Huh? Well, we know that
my ( $c, $d );
1 ? $c : $d = 'Hi';
is the same (to
B::Deparse) as
my ( $c, $d );
$c = 'Hi';
but what if you don't want to declare the variables in advance? Well,
my $d;
1 ? my $c : $d = 'Hi';
is the same as
my $d;
my $c = 'Hi';
In the other direction, here's a
strict-safe program that
B::Deparse makes non-
strict-safe:
$ perl -MO=Deparse -e 'my $c; 1 ? $c : my $d; $d'
my $c;
$c;
$d;
-e syntax OK
*. How about if we declare
both variables in the conditional?
$ perl -e '1 ? my $c : my $d'
Invalid separator character '$' in attribute list at -e line 1, near "
+$c : my "
Execution of -e aborted due to compilation errors.
Now, maybe there's some reason that parsing
: my $d as an attribute list is good, or at least expected; but I can't see why
1 ? my $c : my $d would be parsed that way, but
1 ? my $c : $d wouldn't. Would somemonk enlighten me?

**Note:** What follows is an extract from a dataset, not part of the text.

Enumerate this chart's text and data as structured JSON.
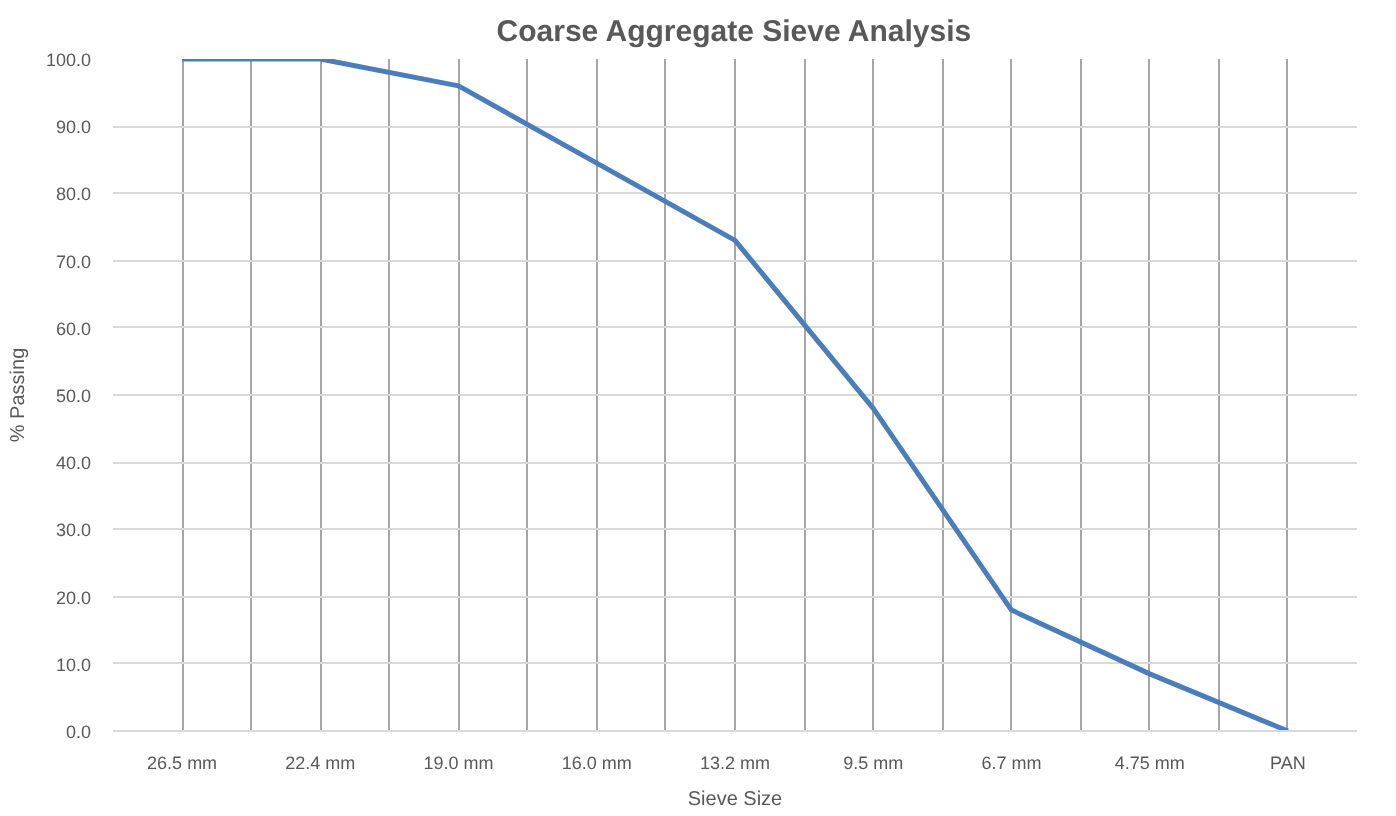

UPDATE: * Notice that B::Deparse changes the semantics here (but I guess there's always the disclaimer that that might happen). For example,
our $d = 'Out';
{
1 ? 0 : my $d;
$d = 'In';
}
say $d;
prints Out, but is converted by B::Deparse into
our $d = 'Out';
{
'???';
$d = 'In';
}
say $d;
which prints In.
UPDATE: Oh, maybe it's that a colon followed by whitespace and an alphanumeric is always interpreted as the beginning of an attribute list, even if we're waiting for the interstitial colon of a conditional operator. Is this correct? If so, is it the desired behaviour? If so, should the precedence table in perlop be changed to reflect it?